Lingüística, Poética e Cultura: estudos do enunciado latino (IV Bucólica de Virgílio)

Thalita Morato FERREIRA G – FCLAr – UNESP Prof. Dr. Márcio THAMOS FCLAr – UNESP Grupo LINCEU – Visões da Antiguidade Clássica / UNESP

thalitamorato@yahoo.com.br

A poesia tem a virtude de perpetuar valores e de registrar um povo e um momento da fala desse povo. Assim, por meio da poesia, podemos tentar resgatar a cultura e a beleza do mundo romano que se perpetua na fala de autores legítimos, aqueles que, vivendo na sociedade romana, adotaram o latim como meio legítimo de comunicação e por meio desse idioma expressaram sua cultura e a perpetuaram. Portanto, é na fala de um autor como Virgílio, um falante natural, que o presente trabalho ganha consistência.

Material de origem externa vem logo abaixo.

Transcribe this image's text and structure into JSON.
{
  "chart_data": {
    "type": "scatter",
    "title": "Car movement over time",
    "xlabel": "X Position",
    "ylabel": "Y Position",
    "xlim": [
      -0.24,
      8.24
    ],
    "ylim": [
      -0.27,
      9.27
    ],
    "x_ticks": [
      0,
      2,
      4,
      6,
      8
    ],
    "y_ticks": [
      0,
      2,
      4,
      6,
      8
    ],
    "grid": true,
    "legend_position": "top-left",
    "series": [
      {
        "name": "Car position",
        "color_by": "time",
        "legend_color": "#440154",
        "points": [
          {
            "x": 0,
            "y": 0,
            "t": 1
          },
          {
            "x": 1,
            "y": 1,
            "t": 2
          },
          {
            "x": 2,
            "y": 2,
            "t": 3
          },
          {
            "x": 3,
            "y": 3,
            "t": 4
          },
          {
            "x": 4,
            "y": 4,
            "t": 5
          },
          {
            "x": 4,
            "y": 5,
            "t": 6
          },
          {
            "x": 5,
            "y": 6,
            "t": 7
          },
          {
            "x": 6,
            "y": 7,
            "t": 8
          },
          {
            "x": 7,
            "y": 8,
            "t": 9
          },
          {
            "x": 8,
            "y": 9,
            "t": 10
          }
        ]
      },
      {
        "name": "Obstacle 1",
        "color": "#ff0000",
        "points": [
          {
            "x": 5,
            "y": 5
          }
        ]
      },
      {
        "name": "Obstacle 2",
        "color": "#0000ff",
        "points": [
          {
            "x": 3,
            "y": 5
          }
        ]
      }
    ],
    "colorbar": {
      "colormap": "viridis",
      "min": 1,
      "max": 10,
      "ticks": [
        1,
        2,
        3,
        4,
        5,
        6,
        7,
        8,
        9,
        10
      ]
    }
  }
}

Somente a língua materna tem a virtude de expressar com legitimidade a cultura de um povo, e como bem atesta Alceu Dias Lima “a única língua compatível com o homem e com a sabedoria é a da poesia”. Assim, o presente trabalho, intitulado “Lingüística, poética e

cultura: estudos do enunciado latino”, procura estudar o registro textual de um falante

natural, alguém que, imerso na sociedade romana, pôde-se servir do idioma latino em toda e qualquer situação de comunicação, sem nenhum grau de artificialismo. Não se trata aqui de um purismo estéril e conservador em relação aos textos clássicos, mas sim de acreditar que é só por meio do uso que falantes naturais fizeram dessa língua antiga que conseguimos apreender a cultura e a beleza de um povo inteiro.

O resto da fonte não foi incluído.